Ich frage mich immer wieder, wie sich Menschen dazu herablassen, einen solchen Blödsinn zu produzieren. Solche "TV-Shows" sind einfach nur krank. Ein halbwegs vernünftiger Mensch schaut sich einen solchen Abfall nicht an. Es geht darum, die fragwürdigen Methoden der Wunderheiler zu entlarven, nicht darum, Homosexuelle durch eine TV-Therapie zu schicken, um sie so zu heilen.
Trainspotter 25.01.2014
4.
Ich verstehe nicht, wieso das Showformat als schlecht dargestellt wird.

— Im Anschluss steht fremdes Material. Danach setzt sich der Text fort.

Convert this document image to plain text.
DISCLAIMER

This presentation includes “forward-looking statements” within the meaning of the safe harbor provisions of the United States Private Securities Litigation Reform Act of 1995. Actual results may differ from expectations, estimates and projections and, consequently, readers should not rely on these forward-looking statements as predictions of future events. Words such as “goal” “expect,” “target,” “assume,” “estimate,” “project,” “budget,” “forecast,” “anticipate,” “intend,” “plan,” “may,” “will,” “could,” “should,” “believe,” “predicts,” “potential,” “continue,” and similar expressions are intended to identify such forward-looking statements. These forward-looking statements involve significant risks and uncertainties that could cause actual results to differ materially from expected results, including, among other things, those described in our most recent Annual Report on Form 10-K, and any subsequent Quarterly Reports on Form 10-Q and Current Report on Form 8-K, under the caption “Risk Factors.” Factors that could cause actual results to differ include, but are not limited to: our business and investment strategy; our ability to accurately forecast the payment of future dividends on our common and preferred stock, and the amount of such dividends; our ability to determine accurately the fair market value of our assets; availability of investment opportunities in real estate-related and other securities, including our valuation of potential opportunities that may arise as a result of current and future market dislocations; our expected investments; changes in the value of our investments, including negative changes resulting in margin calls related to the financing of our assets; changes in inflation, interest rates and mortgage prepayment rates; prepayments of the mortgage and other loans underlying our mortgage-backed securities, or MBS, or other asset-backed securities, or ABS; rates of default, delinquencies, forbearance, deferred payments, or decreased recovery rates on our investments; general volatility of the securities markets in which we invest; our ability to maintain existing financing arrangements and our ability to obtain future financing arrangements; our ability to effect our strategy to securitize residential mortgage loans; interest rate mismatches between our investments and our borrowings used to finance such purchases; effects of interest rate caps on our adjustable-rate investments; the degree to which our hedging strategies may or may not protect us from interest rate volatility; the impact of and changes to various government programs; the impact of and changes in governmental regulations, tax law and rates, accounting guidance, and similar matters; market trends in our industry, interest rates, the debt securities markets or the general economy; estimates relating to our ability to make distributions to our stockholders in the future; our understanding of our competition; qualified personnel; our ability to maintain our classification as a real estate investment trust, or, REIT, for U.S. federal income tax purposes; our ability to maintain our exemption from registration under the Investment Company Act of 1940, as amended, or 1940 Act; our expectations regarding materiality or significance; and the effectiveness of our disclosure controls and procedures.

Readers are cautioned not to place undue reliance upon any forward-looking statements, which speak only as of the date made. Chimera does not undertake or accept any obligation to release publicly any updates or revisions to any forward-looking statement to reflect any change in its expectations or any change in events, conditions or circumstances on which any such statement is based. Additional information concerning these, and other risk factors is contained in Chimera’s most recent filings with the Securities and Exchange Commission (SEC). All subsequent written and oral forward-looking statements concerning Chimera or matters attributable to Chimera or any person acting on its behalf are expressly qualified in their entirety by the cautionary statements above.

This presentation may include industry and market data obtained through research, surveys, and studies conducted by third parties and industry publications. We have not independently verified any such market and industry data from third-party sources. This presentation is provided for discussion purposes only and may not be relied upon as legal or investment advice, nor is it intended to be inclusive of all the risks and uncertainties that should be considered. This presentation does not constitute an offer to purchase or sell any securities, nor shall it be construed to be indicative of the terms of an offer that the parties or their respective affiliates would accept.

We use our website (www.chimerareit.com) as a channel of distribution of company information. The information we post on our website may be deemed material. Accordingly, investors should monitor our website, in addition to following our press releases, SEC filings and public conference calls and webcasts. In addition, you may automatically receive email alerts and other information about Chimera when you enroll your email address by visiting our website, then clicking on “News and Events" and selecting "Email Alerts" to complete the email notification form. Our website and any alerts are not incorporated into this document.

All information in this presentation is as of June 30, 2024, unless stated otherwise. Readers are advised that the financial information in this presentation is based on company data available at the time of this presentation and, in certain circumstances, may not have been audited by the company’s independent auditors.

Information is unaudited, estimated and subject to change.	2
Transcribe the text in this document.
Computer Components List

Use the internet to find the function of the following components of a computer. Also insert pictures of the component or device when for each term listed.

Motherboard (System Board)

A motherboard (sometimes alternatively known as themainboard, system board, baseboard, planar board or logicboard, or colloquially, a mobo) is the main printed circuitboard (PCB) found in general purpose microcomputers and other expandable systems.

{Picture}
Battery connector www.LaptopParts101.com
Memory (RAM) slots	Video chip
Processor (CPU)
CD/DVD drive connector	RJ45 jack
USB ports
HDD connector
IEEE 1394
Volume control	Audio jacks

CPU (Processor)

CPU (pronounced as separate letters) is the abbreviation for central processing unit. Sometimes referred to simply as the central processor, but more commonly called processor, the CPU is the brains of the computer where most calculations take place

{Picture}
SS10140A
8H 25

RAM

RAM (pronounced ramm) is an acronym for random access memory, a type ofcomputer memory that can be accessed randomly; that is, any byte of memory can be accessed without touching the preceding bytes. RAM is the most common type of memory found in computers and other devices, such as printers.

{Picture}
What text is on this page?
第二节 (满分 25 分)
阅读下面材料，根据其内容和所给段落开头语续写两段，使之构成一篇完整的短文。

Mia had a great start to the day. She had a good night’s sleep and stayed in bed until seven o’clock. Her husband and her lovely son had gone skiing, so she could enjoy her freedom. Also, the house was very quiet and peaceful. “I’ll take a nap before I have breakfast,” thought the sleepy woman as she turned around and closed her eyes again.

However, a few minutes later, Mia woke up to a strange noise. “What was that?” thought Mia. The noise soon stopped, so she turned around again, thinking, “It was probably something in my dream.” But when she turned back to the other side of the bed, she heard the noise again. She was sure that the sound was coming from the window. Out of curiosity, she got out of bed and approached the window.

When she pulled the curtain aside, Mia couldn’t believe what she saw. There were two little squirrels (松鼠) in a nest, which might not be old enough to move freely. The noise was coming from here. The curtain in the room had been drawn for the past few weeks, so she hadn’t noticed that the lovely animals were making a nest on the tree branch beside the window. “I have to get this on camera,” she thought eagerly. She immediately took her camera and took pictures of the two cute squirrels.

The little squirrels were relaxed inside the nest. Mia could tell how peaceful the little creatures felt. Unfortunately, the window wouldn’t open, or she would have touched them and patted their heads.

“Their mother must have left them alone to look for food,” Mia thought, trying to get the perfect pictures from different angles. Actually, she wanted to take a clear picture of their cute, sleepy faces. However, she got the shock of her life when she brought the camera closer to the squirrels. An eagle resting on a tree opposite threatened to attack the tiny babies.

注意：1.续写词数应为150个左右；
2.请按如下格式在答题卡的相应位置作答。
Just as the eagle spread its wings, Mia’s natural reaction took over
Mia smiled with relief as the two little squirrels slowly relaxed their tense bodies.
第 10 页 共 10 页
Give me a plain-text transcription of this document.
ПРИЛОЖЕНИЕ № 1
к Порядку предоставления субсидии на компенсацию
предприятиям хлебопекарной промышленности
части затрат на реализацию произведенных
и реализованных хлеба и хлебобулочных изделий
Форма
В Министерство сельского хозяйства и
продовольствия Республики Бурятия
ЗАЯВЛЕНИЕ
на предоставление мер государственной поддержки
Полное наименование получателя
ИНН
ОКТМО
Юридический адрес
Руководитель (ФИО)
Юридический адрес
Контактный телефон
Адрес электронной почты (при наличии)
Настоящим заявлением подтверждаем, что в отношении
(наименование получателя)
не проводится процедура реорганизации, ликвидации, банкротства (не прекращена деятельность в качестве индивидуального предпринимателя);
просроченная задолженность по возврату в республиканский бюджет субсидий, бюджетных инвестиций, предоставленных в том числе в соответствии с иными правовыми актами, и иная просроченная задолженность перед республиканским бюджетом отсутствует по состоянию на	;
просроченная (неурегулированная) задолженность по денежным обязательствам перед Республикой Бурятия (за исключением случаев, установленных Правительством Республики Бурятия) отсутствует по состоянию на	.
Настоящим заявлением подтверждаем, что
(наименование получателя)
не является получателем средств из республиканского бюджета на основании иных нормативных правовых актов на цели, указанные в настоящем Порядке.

Ich finde die Idee super, dass jemand mit dem Thema dieser seltsamen Heilungen umgeht. In manchen Kulturen werden Leute nämlich sogar zu solchen von den eigenen Angehörigen gezwungen.
wdb_342002 25.01.2014
5. die
der jensens sind sogenannte boulevard Progamme zugeordnet unter der Deckmantel "Wissentschaftlich Wertvoll. Im Grunde soll der Jensen sich schämen sich als Dr. zu bezeichnen - Seine Sendungen sind weder Wissenschaftlich noch relevant - für der Zusachauer a la Frauentausch jedoch bestenfalls geeignet!